What I Learned in School Today
Over the past few weeks Sam and I have completed a series of classes that will supposedly render us Fit to Parent, although there was not, as I was hoping, a certificate with a gold seal presented at the end. But the instructor told us that some hospitals actually do that, which amused me sufficiently.
Childbirth Preparation was the first and longest class, an all-day affair. I got to bounce on a birthing ball and Sam learned some massage techniques. I think the most useful aspect of the class may have been the videos. There was something about just watching the women go through labor that helped to defuse my terror around the event. There was no screaming or flailing around like they do in the movies. Although one of the women was really whiny and pathetic, so I’ve resolved not to be like her. “I can’t dooooo it,” she’d moan, and I’d think, “Lady, what kind of alternative are you imagining here? That kid is not going to stay in your belly until he’s eighteen.”
I told my mom that story, and she answered me with one better: she actually knows a woman who, thirty-some hours into labor, decided it was for the birds. She lifted her feet from the stirrups, hopped off the table, and declared to all assembled that she was done, she was going home, and if her husband wanted the baby so much he could jolly well have it himself. I guess they talked her into staying and the baby was actually delivered shortly thereafter.
But anyway, I’m feeling tentatively okay about the process of labor. From what I can see the chief enemy is not pain but exhaustion. I have my little strategies all planned out; they’ll no doubt fall by the wayside immediately once I’m immersed in the real thing, but they make me feel better. I particularly liked learning about acupressure points, because they seem pleasingly like magic.
I didn’t make Sam go to the Breastfeeding class.

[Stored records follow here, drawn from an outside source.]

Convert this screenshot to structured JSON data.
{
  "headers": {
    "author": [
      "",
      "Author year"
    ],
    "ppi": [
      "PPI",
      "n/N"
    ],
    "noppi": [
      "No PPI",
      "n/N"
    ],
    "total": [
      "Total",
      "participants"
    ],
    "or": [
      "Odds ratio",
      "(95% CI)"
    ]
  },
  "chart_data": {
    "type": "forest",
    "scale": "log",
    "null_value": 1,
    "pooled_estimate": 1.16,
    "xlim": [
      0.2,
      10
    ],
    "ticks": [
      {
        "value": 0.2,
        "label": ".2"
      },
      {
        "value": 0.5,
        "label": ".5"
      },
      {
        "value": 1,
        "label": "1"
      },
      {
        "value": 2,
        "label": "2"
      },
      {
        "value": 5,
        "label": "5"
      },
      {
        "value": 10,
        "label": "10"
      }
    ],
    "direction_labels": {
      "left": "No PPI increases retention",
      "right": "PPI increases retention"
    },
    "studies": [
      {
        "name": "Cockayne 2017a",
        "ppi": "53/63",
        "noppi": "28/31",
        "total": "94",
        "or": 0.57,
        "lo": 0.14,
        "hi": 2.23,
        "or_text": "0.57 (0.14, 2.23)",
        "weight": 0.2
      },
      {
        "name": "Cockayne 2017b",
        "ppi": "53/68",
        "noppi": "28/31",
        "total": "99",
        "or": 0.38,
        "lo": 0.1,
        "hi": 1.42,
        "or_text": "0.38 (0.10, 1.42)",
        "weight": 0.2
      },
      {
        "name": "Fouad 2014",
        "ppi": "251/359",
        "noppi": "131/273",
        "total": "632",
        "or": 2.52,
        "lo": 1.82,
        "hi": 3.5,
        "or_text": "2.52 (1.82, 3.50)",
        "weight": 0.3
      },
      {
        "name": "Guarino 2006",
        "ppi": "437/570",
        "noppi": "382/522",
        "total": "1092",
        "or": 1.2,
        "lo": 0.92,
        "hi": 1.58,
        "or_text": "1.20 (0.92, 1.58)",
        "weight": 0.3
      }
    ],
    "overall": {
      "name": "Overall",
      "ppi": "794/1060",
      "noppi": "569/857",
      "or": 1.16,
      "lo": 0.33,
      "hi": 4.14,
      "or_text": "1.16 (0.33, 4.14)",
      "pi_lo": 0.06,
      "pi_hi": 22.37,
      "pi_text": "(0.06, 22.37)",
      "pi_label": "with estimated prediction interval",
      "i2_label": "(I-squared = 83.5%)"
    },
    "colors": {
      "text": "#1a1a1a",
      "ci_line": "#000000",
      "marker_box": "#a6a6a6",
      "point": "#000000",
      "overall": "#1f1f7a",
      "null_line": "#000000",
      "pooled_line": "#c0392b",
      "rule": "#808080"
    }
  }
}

I’ve remarked before that I find it a bit mystifying how breastfeeding is supposed to be this difficult thing requiring classes and “lactation consultants” and such—I mean, Neanderthals did it, how educated do you have to be? But the instructor reasonably pointed out that many of our most basic behaviors are taught and learned rather than “hardwired,” and breastfeeding is the same: if you grew up somewhere, like in a tribe, where all the women breastfed and you got to see how it was done from an early age, then it probably would come pretty natural, but since our society hides breastfeeding as this weird and slightly shameful thing, most women don’t know how it’s done.
So we learned the basics: what it looks like when a baby has a good latch, how to tell if the baby is hungry (besides crying, which obviously can mean a lot of things besides hunger too) and how to tell if the baby has gotten enough, how to avoid some of the most unpleasant pitfalls. Which, I have to say, are very unpleasant indeed: yeast infections on your nipples! Ew!

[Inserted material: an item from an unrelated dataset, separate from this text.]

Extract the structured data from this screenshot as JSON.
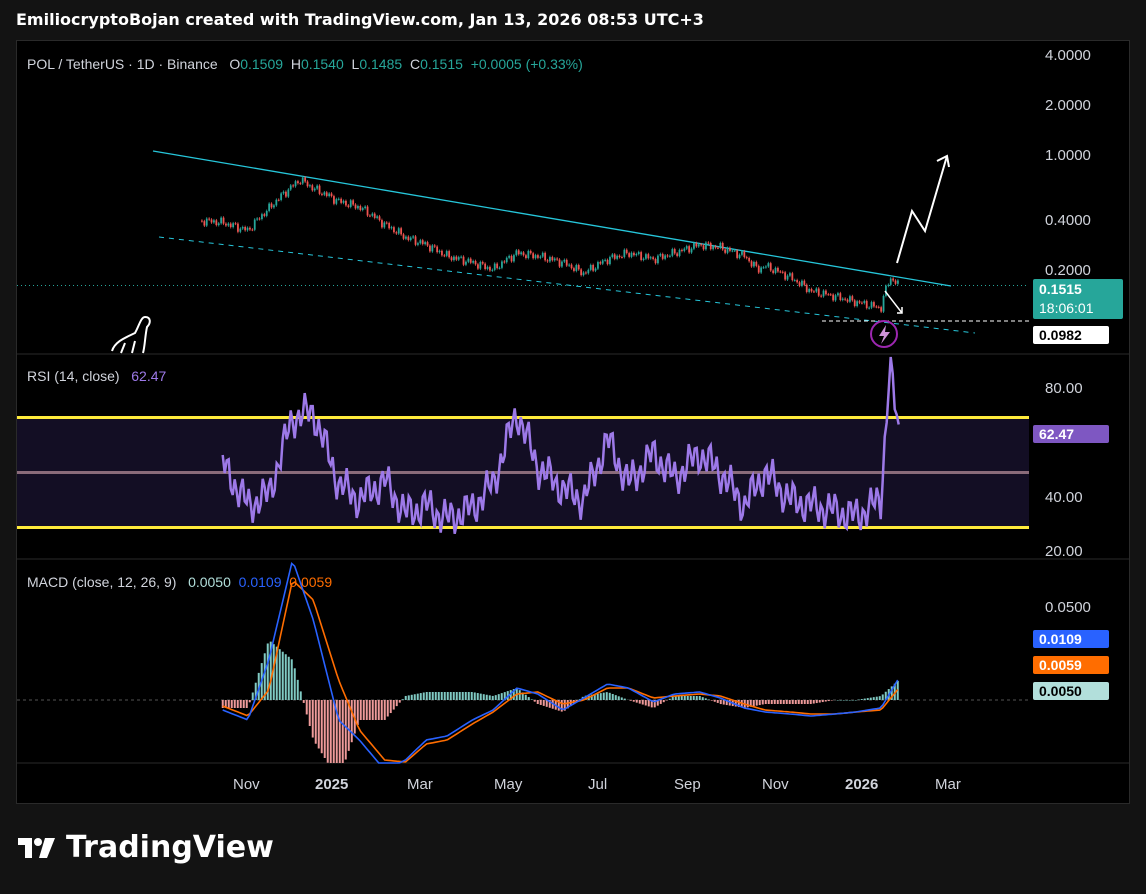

Sam did join me again for Newborn Parenting, which was only half as long as the childbirth class: I guess because the actual parenting is the easy part! Right? The instructor seemed to be trying to intimidate us by handing out this sheet titled “New Parent’s Time Requirements”, where activities like feeding and diapering were broken down with the length of time required for each and the number of each required in a day. The point of the sheet seems to be that time somehow bends for new infants, because the time alloted for these activities totals fourteen hours, and we were also told the baby needs to sleep for about twelve hours a day (sadly, most of those hours will not be contiguous). So, I dunno. I cling once again to the idea that taking care of an infant cannot be that hard, because if cave people did it then I can do it.